Ortiz found a New Mexico-based extractor — a cannabis company that extracts the active ingredients in cannabis to make edibles and other non-smoke products — to buy that year's harvest. In all, she expected to bring in about $38,000.

"This was going to be the income for the season from that crop's harvest," she said.

Instead, the extractor reneged on the deal, citing "financial problems." They never paid Ortiz for the 770-pound harvest and they never returned her product.

"It just about killed us," Ortiz said.

In the aftermath, Ortiz and her husband injected some of their personal savings into the farm, allowing the enterprise to rebound this year.

But nothing has changed in the cannabis industry regarding unpaid invoices, delayed payments and other accounts receivable issues. Operators say the issue is an existential threat to smaller operations in New Mexico's cannabis industry.

The exact impact on New Mexico's market is unclear. But nationally, a 2023 report estimated that delinquent payments topped $3.8 billion and were expected to exceed $4.2 billion in 2024.

Ben Lewinger, executive director of the New Mexico Cannabis Chamber of Commerce, said the problem has existed in the New Mexico marketplace since medical cannabis became legal.

The problem intensified with recreational sales, which began in April 2022. Lewinger said that, as the number of customers and companies in the marketplace grew, so did the frequency of delayed and unpaid invoices.

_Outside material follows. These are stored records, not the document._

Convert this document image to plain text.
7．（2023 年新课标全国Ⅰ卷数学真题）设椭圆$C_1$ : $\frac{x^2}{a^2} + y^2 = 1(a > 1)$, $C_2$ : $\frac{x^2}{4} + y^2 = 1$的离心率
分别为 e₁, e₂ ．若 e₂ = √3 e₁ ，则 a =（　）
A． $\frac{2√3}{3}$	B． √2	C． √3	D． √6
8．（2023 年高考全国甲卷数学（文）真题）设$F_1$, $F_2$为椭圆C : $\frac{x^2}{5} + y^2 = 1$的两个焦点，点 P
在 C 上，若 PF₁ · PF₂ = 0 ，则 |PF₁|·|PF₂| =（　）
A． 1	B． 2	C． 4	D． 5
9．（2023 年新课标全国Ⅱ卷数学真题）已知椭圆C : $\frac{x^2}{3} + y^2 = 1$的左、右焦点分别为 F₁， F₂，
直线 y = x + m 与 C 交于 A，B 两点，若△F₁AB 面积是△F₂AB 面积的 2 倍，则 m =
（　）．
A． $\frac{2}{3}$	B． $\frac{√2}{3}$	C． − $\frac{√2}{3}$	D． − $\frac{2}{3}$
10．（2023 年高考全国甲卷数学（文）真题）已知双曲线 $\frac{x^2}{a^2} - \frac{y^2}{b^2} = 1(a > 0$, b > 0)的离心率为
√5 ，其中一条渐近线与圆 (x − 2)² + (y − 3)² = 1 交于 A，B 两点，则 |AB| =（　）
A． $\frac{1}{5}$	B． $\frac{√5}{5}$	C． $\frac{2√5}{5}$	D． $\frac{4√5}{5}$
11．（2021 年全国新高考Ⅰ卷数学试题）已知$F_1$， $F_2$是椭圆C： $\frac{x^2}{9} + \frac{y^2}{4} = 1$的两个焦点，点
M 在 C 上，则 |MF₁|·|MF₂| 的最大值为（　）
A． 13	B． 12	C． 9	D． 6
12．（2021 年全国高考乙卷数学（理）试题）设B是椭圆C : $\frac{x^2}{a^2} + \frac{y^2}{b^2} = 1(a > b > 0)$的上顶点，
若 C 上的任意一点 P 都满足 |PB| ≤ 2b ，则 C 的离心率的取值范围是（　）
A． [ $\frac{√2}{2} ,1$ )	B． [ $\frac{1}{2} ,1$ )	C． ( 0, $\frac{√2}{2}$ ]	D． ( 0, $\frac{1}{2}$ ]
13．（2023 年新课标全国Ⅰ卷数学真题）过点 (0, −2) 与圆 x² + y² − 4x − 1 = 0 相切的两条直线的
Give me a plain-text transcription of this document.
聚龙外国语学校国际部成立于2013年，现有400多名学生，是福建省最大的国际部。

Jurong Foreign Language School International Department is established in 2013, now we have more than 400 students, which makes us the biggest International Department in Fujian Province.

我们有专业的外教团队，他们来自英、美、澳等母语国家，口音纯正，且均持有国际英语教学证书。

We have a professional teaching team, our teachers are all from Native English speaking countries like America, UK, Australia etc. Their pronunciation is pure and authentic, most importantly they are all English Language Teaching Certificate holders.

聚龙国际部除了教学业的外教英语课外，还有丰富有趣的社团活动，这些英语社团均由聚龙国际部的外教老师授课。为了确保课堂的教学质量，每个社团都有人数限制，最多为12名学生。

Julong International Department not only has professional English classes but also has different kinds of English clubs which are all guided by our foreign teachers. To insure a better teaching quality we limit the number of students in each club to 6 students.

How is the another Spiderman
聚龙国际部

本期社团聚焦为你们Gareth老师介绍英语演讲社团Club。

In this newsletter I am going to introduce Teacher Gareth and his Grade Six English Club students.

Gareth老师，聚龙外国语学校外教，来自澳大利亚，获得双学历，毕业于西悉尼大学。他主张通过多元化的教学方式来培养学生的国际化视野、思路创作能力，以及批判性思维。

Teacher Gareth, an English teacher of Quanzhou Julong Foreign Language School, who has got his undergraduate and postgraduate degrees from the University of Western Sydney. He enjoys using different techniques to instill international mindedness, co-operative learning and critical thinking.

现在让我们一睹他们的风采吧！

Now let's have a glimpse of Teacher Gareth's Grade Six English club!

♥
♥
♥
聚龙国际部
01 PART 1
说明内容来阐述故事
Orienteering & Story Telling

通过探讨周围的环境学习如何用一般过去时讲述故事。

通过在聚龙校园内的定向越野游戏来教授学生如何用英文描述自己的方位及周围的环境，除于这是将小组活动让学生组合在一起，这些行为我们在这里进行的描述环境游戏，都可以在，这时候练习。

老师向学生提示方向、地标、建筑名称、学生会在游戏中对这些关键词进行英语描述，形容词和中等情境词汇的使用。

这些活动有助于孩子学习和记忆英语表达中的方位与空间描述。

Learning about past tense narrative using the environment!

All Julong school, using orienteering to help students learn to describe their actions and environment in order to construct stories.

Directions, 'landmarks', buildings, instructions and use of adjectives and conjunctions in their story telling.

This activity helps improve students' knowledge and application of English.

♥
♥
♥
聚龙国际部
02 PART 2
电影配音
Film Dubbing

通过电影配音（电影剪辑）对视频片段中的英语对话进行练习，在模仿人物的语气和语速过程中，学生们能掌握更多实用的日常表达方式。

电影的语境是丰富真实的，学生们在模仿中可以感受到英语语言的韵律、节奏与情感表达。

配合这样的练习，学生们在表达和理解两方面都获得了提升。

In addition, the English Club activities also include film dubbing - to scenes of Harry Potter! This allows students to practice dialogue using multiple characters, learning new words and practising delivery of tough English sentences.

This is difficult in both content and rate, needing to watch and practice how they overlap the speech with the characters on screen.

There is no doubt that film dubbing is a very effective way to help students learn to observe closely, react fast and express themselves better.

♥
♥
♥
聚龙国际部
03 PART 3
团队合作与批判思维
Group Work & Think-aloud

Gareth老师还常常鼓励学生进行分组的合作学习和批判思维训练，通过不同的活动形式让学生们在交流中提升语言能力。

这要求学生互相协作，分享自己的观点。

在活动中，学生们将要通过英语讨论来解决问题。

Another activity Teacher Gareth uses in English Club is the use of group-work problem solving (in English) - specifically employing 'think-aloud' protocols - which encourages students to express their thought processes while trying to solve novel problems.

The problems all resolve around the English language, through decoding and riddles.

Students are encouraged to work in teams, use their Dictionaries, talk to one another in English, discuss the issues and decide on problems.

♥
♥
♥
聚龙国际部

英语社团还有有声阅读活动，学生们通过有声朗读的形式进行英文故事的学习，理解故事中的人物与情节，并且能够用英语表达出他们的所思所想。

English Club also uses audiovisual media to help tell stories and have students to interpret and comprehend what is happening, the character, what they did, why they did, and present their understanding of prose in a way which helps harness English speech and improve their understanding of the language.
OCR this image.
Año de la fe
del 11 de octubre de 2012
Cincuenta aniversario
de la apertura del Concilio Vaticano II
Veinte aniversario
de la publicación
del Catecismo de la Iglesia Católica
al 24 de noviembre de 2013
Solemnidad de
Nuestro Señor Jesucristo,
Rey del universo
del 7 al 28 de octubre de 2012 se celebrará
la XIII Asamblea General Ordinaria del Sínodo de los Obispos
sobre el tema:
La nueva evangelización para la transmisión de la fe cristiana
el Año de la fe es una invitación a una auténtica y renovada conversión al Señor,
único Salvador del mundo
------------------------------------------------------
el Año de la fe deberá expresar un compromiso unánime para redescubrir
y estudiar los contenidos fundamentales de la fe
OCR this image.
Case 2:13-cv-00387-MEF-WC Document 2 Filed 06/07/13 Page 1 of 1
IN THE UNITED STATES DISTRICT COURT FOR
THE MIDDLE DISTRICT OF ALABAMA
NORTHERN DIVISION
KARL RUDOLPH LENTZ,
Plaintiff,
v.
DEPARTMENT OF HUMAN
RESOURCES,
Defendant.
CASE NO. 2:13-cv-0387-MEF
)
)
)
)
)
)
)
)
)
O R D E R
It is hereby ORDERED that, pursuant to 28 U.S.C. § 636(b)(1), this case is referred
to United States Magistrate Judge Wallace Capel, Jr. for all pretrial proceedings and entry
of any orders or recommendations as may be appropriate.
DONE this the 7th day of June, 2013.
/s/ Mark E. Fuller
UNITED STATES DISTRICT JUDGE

"I think this is one of the biggest threats facing the regulated industry in New Mexico right now," Lewinger said.

A big part of the problem is that cannabis remains federally illegal, Lewinger said. As a result, he said the mechanisms in typical marketplaces that seek to keep things fair — mainly collections agencies — simply don't exist for cannabis.

"There are a few agencies who claim to be cannabis collections," Lewinger said. "But there's no widespread collection mechanism the same way there is in every other industry."